我正在为学校做一个项目,我遇到了在网站的HTML中找到正确的CSS选择器的问题,以便拉入我正在寻找的数据。这也是我第一次使用网页抓取技术。我对Ruby也很陌生,所以如果这是一个愚蠢的问题,我很抱歉。
我已经成功地解析了第一组数据(虽然我确信有更好的方法来做到这一点,我的方法正在工作,但甚至对此的反馈也是受欢迎的):
网址:platinumgod.co.uk
我为第一部分收集的HTML如下(并列出第一个项目作为示例):
<div class="repentanceitems-container">
<h2>
"Repentance Items "
<span class="rep-item-ttl">(169)</span>
</h2>
<li class="textbox" data-tid="42.5" data-cid="42" data-sid="263">
<a
<div onclick class="item reb-itm-new re-itm263"></div>
<span>
<p class="item-title">Clear Rune</p>
<p class="r-itemid">ItemID: 263</p>
<p class="pickup">"Rune mimic"</p>
<p class="quality">Quality: 2</p>
<p>"When used, copies the effect of the Rune or Soul stone you are holding (like the Blank Card)"</p>
<p>Drops a random rune on the floor when picked up</p>
<p>The recharge time of this item depends on the Rune/Soul Stone held:</p>
<p>1 room: Soul of Lazarus</p>
<p>2 rooms: Rune of Ansuz, Rune of Berkano, Rune of Hagalaz, Soul of Cain</p>
<p>3 rooms: Rune of Algiz, Blank Rune, Soul of Magdalene, Soul of Judas, Soul of ???, Soul of the Lost</p>
<p>4 rooms: Rune of Ehwaz, Rune of Perthro, Black Rune, Soul of Isaac, Soul of Eve, Soul of Eden, Soul of the Forgotten, Soul of Jacob and Esau</p>
<p>6 rooms: Rune of Dagaz, Soul of Samson, Soul of Azazel, Soul of Apollyon, Soul of Bethany</p>
<p>12 rooms: Rune of Jera, Soul of Lilith, Soul of the Keeper</p>
<ul>
<p>Type: Active</p>
<p>Recharge time: Varies</p>
<p>Item Pool: Secret Room, Crane Game</p>
</ul>
<p class="tags">* Secret Room</p>
</span>
</a>
</li>
这只是悔改项目类别中的一个项目的示例,所以这是我解析该类别中每个项目的所有信息的代码:
# Repentance Items
repentance_items = []
html.at(".repentanceitems-container").css("li.textbox").each do |item |
item_name = item.css("a span p.item-title").text
item_id = item.css("a span p.r-itemid").text.sub(/^ItemID: /, "")

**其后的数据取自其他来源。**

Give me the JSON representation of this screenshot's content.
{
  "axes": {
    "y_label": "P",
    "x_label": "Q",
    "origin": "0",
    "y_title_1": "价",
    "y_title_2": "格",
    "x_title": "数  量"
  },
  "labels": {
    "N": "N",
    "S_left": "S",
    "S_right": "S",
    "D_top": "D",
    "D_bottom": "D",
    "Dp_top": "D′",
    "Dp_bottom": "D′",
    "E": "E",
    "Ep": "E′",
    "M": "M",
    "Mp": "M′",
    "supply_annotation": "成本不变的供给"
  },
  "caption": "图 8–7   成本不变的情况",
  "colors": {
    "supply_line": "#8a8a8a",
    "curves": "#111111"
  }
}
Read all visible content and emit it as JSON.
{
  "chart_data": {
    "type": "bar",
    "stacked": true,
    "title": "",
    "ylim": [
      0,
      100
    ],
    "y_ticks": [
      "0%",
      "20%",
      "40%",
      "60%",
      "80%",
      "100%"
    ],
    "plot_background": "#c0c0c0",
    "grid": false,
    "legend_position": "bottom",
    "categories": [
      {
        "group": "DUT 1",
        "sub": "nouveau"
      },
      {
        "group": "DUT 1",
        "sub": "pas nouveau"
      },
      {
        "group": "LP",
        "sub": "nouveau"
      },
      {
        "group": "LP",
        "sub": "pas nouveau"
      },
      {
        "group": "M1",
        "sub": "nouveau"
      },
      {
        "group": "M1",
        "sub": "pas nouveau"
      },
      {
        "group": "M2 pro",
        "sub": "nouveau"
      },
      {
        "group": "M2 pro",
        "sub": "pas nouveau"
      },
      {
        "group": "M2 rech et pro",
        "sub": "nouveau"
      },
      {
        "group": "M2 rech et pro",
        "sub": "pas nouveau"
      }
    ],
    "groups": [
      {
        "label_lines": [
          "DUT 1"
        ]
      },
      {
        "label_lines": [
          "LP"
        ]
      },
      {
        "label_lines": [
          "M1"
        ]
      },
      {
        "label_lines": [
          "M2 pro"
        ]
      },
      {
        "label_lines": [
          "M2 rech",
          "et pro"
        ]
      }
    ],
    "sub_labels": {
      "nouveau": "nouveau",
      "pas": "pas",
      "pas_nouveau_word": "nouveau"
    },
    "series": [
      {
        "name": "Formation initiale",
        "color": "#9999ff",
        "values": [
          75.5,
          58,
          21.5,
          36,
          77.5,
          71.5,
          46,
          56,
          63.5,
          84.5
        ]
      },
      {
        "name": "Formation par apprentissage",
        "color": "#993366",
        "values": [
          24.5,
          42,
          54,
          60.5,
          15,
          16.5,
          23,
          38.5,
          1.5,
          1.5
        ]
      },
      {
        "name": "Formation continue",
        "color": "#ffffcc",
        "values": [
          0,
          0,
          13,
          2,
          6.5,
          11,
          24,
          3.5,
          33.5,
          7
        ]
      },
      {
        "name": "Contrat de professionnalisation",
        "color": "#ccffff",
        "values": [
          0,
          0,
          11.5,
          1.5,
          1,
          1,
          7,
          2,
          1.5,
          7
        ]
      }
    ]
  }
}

pickup_text = item.css("a span p.pickup").text.gsub(""", "")
quality = item.css("a span p.quality").text.sub(/^Quality: /, "")
use = item.css(".quality ~ p:not(.tags)").map { |row| row.text }
item_type = item.css("a span ul")
item.css("a span ul").each.map do |child|
item_type = child.css("p")[0].text.sub(/^Type: /, "")
if child.css("p")[1].text.match "Recharge time"
recharge_time = child.css("p")[1].text.sub(/^Recharge time: /, "")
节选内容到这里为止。